それは、つまり、そちらへ駆けていった従騎士たちが……左翼軽騎兵三百が無力化されたことを意味する。二百五十騎の敵と駆け引きをしつつ離れていった者たちが、ここに誰一人として戻っていない。あの敵騎兵の列の向こうにまだ生きているのだろうか。それとも、もう生きていないのだろうか。右翼の三百騎もまだ戻らない。槍が重いとルーカスは感じた。いや、全身が重いようだ。咽が渇いていて、鼻の奥がいがらっぽく引き攣っていた。
翼竜の旗の下には帝国軍の歩兵たちが、四剣方形の旗の下には騎士団の負傷兵たちが、それぞれに吸収されていく。それを終えてもなお共に動かない。睨み合いになった。
どれほどの対陣が続いただろうか……ルーカスはその客観的で正確なところが分からない。とても長かったようにも思えるし、僅かの間であった気もしていた。
結局、その敵とぶつかることはなかった。
馬首を返す様も鋭く、千を超える帝国軍軽騎兵たちは北西へと去っていった。それからすぐに、南に向かっていた右翼軽騎兵が南東より帰還した。どうやら敵軽騎兵と戦いつつ思わぬ遠くにまで駆けてしまったらしい。当たり方は浅かったようだが、それでも二十騎を減じていた。左翼軽騎兵は一騎として戻らなかった。
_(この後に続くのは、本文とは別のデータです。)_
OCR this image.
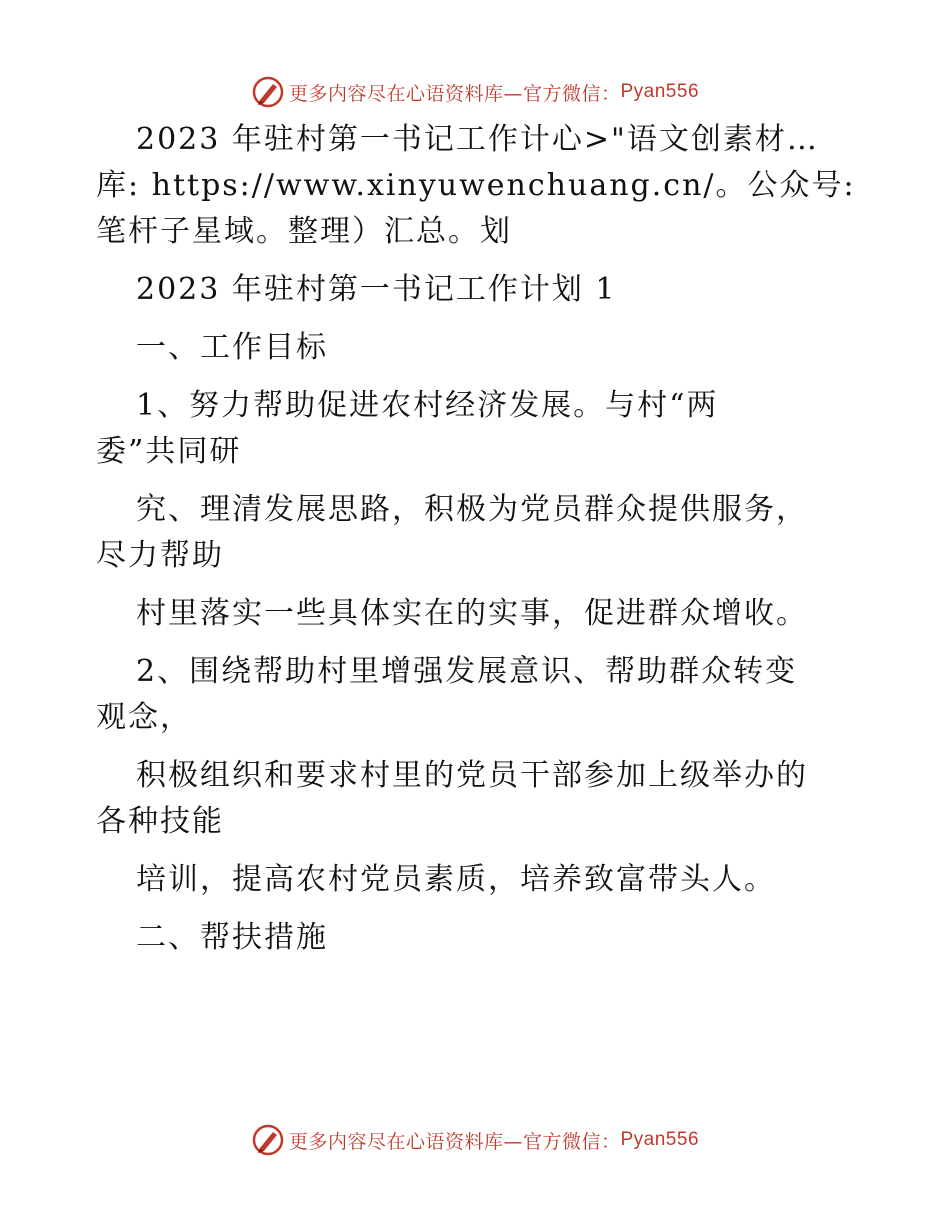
更多内容尽在心语资料库—官方微信： Pyan556

2023 年驻村第一书记工作计心>"语文创素材…

库: https://www.xinyuwenchuang.cn/。公众号:

笔杆子星域。整理）汇总。划

2023 年驻村第一书记工作计划 1

一、工作目标

1、努力帮助促进农村经济发展。与村“两

委”共同研

究、理清发展思路，积极为党员群众提供服务，

尽力帮助

村里落实一些具体实在的实事，促进群众增收。

2、围绕帮助村里增强发展意识、帮助群众转变

观念，

积极组织和要求村里的党员干部参加上级举办的

各种技能

培训，提高农村党员素质，培养致富带头人。

二、帮扶措施

更多内容尽在心语资料库—官方微信： Pyan556
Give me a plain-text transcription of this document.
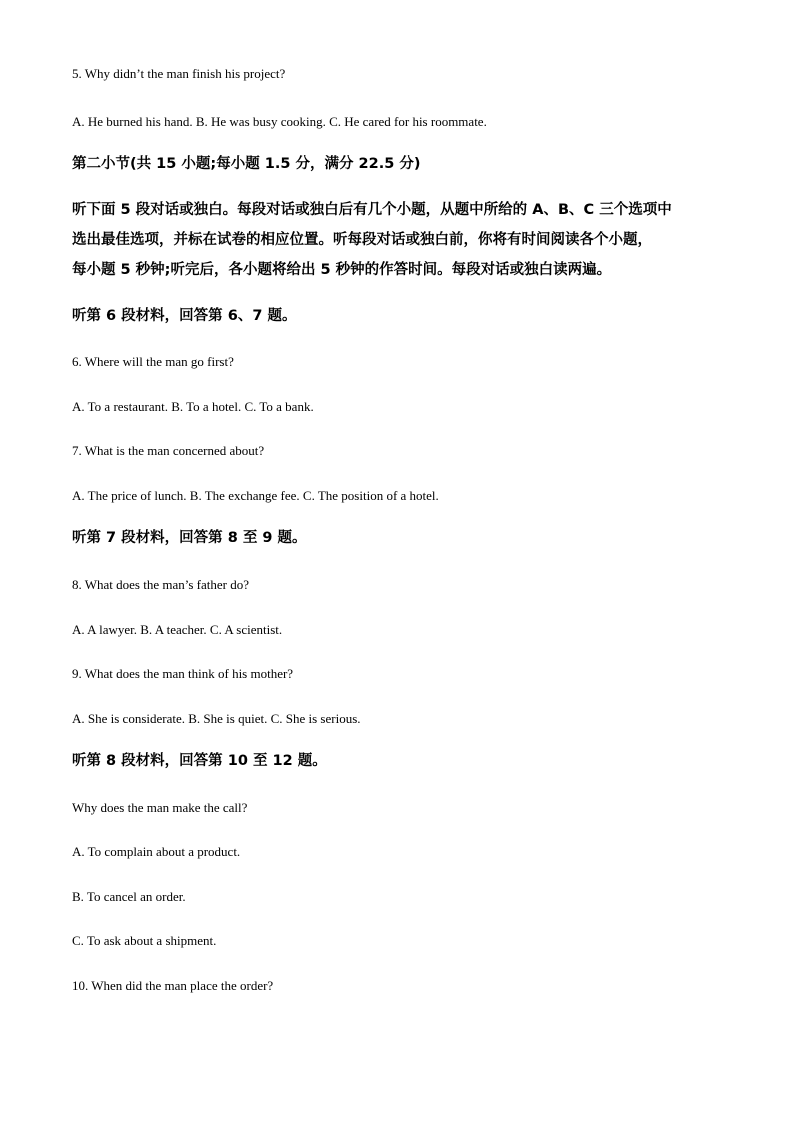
5. Why didn’t the man finish his project?
A. He burned his hand. B. He was busy cooking. C. He cared for his roommate.
第二小节(共 15 小题;每小题 1.5 分，满分 22.5 分)
听下面 5 段对话或独白。每段对话或独白后有几个小题，从题中所给的 A、B、C 三个选项中
选出最佳选项，并标在试卷的相应位置。听每段对话或独白前，你将有时间阅读各个小题，
每小题 5 秒钟;听完后，各小题将给出 5 秒钟的作答时间。每段对话或独白读两遍。
听第 6 段材料，回答第 6、7 题。
6. Where will the man go first?
A. To a restaurant. B. To a hotel. C. To a bank.
7. What is the man concerned about?
A. The price of lunch. B. The exchange fee. C. The position of a hotel.
听第 7 段材料，回答第 8 至 9 题。
8. What does the man’s father do?
A. A lawyer. B. A teacher. C. A scientist.
9. What does the man think of his mother?
A. She is considerate. B. She is quiet. C. She is serious.
听第 8 段材料，回答第 10 至 12 题。
Why does the man make the call?
A. To complain about a product.
B. To cancel an order.
C. To ask about a shipment.
10. When did the man place the order?
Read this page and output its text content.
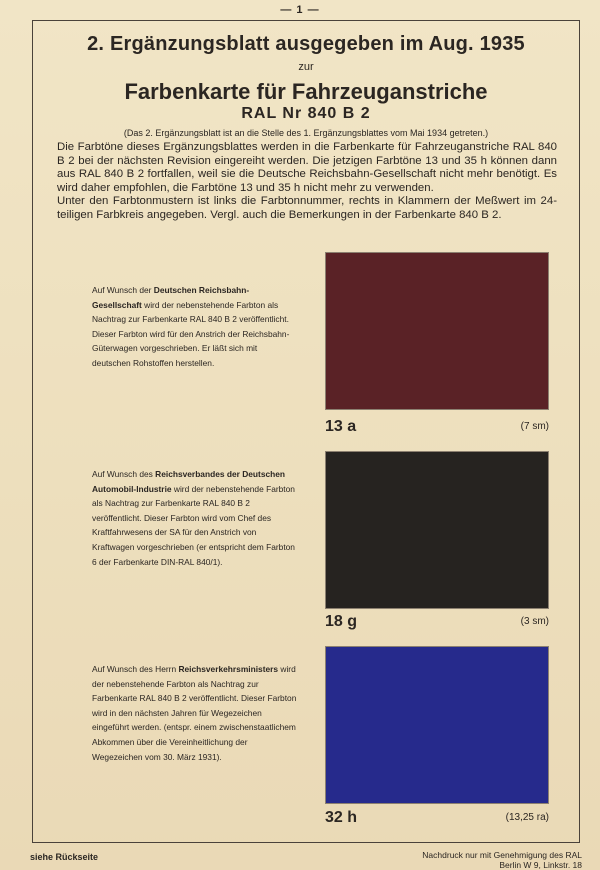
— 1 —
2. Ergänzungsblatt ausgegeben im Aug. 1935
zur
Farbenkarte für Fahrzeuganstriche
RAL Nr 840 B 2
(Das 2. Ergänzungsblatt ist an die Stelle des 1. Ergänzungsblattes vom Mai 1934 getreten.)

Die Farbtöne dieses Ergänzungsblattes werden in die Farbenkarte für Fahrzeuganstriche RAL 840 B 2 bei der nächsten Revision eingereiht werden. Die jetzigen Farbtöne 13 und 35 h können dann aus RAL 840 B 2 fortfallen, weil sie die Deutsche Reichsbahn-Gesellschaft nicht mehr benötigt. Es wird daher empfohlen, die Farbtöne 13 und 35 h nicht mehr zu verwenden.

Unter den Farbtonmustern ist links die Farbtonnummer, rechts in Klammern der Meßwert im 24-teiligen Farbkreis angegeben. Vergl. auch die Bemerkungen in der Farbenkarte 840 B 2.

Auf Wunsch der Deutschen Reichsbahn-Gesellschaft wird der nebenstehende Farbton als Nachtrag zur Farbenkarte RAL 840 B 2 veröffentlicht. Dieser Farbton wird für den Anstrich der Reichsbahn-Güterwagen vorgeschrieben. Er läßt sich mit deutschen Rohstoffen herstellen.
13 a	(7 sm)
Auf Wunsch des Reichsverbandes der Deutschen Automobil-Industrie wird der nebenstehende Farbton als Nachtrag zur Farbenkarte RAL 840 B 2 veröffentlicht. Dieser Farbton wird vom Chef des Kraftfahrwesens der SA für den Anstrich von Kraftwagen vorgeschrieben (er entspricht dem Farbton 6 der Farbenkarte DIN-RAL 840/1).
18 g	(3 sm)
Auf Wunsch des Herrn Reichsverkehrsministers wird der nebenstehende Farbton als Nachtrag zur Farbenkarte RAL 840 B 2 veröffentlicht. Dieser Farbton wird in den nächsten Jahren für Wegezeichen eingeführt werden. (entspr. einem zwischenstaatlichem Abkommen über die Vereinheitlichung der Wegezeichen vom 30. März 1931).
32 h	(13,25 ra)
siehe Rückseite	Nachdruck nur mit Genehmigung des RAL
Berlin W 9, Linkstr. 18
諸々の処理も早々に切り上げ、騎士団は転進した。軍の行く先は東だ。前線の砦へと帰還するのだ。周囲への警戒は僅かも怠らない。神経質なほどに斥候が行き来した。
道中、ルーカスは戦果と被害とを計算しようとして、中々数字を操ることができず、途中でその戦いを放棄した。ただ両手で手綱を握ることだけをして、騎士たちの中に己の身を委ねていた。槍はダニエルが持ってくれていた。返される段になって初めて、ルーカスは己の相談衆が無事だったことを認識した。
剣角騎士団三千と2人による行禍原哨戒は、大きな戦果と、総数の二割に近い被害とを出して完了した。
このようにして……ルーカス・ユリハルシラの初陣は終わった。